I’m particularly proud of these Spicy Veggie Lettuce Wraps because they are created with vegetables sourced entirely from a corner store, and because they’re an example of what I strive for in the recipes I create for Fresh Planet Flavor: a balance of color, flavor, texture from healthy ingredients that come together in 30 minutes or less! #winning Which is why I titled this post How to Eat Like a Health Food Blogger. These are the kinds of recipes that I personally prefer.
- 1 tbsp sesame oil
- 1 onion, diced
- 1 bird’s eye (Thai) chili
- 8 oz mushrooms, chopped
- 1 carrot, grated
- 2 cloves of garlic, minced
- 1 inch piece of ginger, peeled and grated
- 1 tbsp wheat-free tamari (or coconut aminos, for a soy-free version)
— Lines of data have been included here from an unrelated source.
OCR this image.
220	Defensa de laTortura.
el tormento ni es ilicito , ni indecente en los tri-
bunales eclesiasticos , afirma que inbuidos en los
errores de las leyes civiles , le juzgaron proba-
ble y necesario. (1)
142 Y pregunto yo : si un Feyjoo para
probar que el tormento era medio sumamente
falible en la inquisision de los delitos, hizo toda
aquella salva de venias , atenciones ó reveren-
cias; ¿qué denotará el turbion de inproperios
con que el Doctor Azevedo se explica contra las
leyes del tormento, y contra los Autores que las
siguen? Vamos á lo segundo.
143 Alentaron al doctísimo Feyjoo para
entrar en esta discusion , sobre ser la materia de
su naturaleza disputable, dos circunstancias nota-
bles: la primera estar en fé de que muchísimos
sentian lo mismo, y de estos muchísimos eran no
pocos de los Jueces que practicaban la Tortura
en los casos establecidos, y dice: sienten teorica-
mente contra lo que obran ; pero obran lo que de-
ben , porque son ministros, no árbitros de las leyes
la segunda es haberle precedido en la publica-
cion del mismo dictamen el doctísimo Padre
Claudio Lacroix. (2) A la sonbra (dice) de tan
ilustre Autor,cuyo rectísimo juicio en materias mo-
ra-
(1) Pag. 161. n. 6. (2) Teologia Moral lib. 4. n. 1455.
- 1/4 tsp salt, or to taste
- 4 lettuce leaves
- 1/2 small purple cabbage, thinly-sliced
- Green onion
- Sesame seeds
- Lime juice
- Red chili flakes
- Heat the sesame oil in a medium skillet over medium-high heat. Add the diced onion, grated carrot, minced chili, and chopped mushrooms and cook, stirring occasionally, until the mushrooms have released their liquid and the onions are beginning to become translucent.
- Add the minced garlic and grated ginger. Cook, stirring, for 30 seconds until fragrant. Add the tamari and salt, stir to combine, then remove from the heat and allow to cool.
- Spoon the cooked vegetable mixture into the lettuce leaves, and top with raw purple cabbage to add back a bit of crunch. Finish with green onion, sesame seeds, a squeeze of lime, and red chili flakes (if you prefer additional heat)! Best served cold.